Le film montre ici une vérité peu confortable : le mal le plus dangereux n’est pas toujours le plus grossier. Parfois, il a du panache. Parfois, il a le sourire facile, le mot juste, et cette désinvolture qui fait confondre l’intelligence avec l’absence totale de scrupules.
Une fin qui ne cajole personne
La grandeur du film tient aussi à son refus de consoler le spectateur à bon marché. The Third Man ne cherche pas à refermer proprement la plaie qu’il a ouverte. Il laisse une amertume nette, presque sèche, et c’est très bien ainsi.
Cette sécheresse finale n’a rien de poseur. Elle est au contraire d’une cohérence admirable. Quand un film parle d’un continent humilié, d’amitiés avariées et d’arrangements avec l’abjection, il serait assez ridicule qu’il s’achève en distribuant des mouchoirs parfumés et des consolations de salon.

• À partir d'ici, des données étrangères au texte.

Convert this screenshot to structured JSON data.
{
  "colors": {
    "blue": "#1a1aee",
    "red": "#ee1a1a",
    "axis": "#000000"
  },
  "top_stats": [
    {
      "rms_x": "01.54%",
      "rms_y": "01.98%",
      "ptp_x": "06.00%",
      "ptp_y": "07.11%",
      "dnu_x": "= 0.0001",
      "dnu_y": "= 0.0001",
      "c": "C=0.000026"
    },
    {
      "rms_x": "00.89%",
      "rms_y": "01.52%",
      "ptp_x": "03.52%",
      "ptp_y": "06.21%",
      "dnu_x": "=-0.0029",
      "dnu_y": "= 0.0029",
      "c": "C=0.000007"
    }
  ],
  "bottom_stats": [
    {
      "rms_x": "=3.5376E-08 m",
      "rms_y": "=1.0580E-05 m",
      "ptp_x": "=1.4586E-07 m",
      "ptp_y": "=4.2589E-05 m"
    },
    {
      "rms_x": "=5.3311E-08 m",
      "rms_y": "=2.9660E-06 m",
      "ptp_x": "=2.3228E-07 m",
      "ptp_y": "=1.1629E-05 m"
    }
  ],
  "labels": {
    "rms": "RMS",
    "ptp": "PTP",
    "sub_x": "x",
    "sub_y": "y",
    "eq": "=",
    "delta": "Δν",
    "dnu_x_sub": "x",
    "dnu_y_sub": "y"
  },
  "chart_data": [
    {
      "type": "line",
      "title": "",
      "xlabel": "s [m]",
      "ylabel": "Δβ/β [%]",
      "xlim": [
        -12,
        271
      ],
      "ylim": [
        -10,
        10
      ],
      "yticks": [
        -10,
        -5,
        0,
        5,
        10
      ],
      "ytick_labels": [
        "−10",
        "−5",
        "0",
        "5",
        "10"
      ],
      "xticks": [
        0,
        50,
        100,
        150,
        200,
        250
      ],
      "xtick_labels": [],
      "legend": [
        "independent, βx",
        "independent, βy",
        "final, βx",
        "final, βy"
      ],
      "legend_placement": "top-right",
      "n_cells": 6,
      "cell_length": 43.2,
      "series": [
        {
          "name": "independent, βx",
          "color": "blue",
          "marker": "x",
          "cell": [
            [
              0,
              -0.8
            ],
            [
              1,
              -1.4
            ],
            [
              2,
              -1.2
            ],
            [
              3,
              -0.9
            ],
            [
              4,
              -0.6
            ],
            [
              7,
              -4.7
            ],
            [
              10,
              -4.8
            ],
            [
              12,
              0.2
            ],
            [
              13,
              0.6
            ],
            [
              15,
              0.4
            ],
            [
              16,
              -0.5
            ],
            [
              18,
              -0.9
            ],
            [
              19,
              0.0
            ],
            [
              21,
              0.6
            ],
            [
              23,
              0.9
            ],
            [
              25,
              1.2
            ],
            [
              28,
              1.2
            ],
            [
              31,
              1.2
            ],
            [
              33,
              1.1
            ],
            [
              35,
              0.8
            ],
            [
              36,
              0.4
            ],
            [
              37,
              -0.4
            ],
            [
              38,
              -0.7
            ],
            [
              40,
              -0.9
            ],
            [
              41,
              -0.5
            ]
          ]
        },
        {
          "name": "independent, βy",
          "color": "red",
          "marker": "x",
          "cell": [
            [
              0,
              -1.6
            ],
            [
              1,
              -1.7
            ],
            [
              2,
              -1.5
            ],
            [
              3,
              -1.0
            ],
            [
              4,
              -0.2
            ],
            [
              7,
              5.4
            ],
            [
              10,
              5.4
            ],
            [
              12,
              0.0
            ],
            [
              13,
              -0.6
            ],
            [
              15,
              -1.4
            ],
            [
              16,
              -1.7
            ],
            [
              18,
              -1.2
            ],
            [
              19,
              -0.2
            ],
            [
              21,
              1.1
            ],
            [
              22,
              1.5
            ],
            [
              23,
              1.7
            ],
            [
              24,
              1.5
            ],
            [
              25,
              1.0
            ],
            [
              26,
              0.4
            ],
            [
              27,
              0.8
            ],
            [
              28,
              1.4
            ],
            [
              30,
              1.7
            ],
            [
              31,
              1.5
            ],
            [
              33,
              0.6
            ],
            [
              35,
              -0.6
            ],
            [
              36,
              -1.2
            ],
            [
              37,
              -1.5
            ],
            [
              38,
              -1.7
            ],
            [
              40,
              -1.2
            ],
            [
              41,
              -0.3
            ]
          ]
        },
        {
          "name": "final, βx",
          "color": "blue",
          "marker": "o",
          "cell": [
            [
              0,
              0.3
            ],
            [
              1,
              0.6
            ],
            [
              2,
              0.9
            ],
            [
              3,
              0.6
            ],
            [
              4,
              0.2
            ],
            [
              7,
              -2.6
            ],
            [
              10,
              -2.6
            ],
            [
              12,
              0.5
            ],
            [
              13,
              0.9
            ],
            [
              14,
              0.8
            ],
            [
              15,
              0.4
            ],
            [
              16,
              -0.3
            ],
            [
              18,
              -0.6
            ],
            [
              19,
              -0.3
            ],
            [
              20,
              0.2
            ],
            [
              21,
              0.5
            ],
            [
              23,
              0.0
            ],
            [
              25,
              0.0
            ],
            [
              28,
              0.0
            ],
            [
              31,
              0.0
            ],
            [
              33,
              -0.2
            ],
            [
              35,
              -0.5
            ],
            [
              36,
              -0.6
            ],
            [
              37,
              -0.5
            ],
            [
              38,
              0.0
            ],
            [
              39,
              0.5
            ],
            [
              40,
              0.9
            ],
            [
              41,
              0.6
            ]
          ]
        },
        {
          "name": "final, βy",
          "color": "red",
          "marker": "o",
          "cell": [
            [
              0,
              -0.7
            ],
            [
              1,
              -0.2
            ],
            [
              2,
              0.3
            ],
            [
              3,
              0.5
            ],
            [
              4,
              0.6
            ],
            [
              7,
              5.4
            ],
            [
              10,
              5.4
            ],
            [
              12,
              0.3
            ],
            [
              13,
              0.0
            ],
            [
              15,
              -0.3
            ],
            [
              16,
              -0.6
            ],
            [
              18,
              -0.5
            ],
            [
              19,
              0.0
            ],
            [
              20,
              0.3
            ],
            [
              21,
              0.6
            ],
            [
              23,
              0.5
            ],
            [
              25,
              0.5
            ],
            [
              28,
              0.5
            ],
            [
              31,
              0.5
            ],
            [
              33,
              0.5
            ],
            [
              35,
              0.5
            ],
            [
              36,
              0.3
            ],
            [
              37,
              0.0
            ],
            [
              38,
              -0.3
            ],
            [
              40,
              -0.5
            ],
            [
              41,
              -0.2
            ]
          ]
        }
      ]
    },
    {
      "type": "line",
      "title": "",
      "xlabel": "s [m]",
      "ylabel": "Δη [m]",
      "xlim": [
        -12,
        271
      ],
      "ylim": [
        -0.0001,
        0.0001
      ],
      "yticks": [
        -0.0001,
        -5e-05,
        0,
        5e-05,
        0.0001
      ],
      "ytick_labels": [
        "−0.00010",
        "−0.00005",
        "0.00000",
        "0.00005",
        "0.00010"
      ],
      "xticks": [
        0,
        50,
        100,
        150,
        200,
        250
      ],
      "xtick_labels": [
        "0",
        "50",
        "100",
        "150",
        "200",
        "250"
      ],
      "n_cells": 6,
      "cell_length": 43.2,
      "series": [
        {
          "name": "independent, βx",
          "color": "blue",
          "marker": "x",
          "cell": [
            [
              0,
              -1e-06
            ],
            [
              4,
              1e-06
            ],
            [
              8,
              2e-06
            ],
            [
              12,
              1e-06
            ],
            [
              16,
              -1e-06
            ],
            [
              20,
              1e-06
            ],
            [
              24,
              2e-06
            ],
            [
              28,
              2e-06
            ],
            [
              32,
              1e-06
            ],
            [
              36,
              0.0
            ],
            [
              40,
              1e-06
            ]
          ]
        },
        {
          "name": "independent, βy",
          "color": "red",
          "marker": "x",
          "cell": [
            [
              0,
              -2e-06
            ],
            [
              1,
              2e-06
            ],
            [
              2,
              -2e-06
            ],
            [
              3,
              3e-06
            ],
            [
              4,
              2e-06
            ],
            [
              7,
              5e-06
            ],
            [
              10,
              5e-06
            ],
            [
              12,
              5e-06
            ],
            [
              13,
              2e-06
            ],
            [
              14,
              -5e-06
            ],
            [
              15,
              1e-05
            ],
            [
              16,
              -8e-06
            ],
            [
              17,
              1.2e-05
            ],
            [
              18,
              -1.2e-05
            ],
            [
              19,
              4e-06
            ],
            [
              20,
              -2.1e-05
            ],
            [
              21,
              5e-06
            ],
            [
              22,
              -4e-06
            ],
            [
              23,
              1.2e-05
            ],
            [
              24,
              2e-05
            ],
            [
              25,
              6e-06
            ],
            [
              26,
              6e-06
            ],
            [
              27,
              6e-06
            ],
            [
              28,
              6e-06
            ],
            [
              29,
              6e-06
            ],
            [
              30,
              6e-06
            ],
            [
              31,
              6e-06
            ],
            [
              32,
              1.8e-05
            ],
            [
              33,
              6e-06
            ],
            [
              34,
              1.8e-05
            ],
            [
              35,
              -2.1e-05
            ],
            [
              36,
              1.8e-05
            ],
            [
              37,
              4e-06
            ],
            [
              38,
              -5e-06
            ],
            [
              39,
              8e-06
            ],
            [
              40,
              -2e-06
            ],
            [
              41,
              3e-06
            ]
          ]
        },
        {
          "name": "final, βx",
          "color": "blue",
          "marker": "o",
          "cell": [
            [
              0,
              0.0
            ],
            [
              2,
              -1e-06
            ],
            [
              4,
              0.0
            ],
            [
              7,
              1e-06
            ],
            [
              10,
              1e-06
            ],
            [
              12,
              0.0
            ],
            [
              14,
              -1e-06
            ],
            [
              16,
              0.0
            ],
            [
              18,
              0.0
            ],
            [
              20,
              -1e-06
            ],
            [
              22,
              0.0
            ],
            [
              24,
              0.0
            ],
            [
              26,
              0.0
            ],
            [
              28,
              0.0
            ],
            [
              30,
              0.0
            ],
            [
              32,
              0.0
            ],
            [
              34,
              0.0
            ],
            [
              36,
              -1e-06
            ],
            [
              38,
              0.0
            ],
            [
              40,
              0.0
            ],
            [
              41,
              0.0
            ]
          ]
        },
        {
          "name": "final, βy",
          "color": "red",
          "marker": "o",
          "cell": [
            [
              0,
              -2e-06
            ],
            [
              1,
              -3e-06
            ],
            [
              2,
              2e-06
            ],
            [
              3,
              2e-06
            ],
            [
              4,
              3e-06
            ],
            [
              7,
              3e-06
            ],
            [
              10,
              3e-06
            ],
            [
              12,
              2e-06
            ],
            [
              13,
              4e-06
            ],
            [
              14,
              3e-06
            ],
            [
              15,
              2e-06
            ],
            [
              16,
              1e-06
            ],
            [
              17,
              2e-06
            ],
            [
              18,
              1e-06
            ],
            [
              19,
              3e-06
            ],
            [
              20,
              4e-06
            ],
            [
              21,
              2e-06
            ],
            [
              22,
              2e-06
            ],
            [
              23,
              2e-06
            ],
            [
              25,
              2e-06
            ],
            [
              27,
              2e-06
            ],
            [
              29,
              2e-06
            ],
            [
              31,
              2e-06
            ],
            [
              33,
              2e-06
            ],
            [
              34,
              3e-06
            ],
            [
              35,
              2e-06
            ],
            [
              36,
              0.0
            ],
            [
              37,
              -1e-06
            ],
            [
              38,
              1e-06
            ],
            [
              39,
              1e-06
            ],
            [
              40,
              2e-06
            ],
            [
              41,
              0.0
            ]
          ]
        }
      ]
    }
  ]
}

Pourquoi le film mord encore aujourd’hui
Parce qu’il a compris quelque chose qui ne date pas de 1949 : les sociétés fatiguées produisent des zones grises où l’intelligence, l’opportunisme et le cynisme peuvent passer pour du réalisme supérieur.
Voilà pourquoi The Third Man n’est pas un classique empaillé. Il continue de regarder juste. Et c’est aussi pour cela qu’il trouve naturellement sa place dans un ensemble plus large d’articles consacrés à l’imaginaire noir, à ses formes et à ses héritages, comme La Série Noire : naissance d’une langue noire.
Pour un prolongement plus directement policier, on peut également aller voir Identité judiciaire (1951), qui permet de poursuivre la promenade du côté des récits d’enquête, des méthodes et des visages plus techniques du crime à l’écran.
Conclusion
The Third Man ne vit pas sur sa réputation : il la mérite. C’est un film qui voit clair dans les amitiés douteuses, les villes blessées et le cynisme qui se prend pour de l’intelligence. Voilà pourquoi il reste mordant.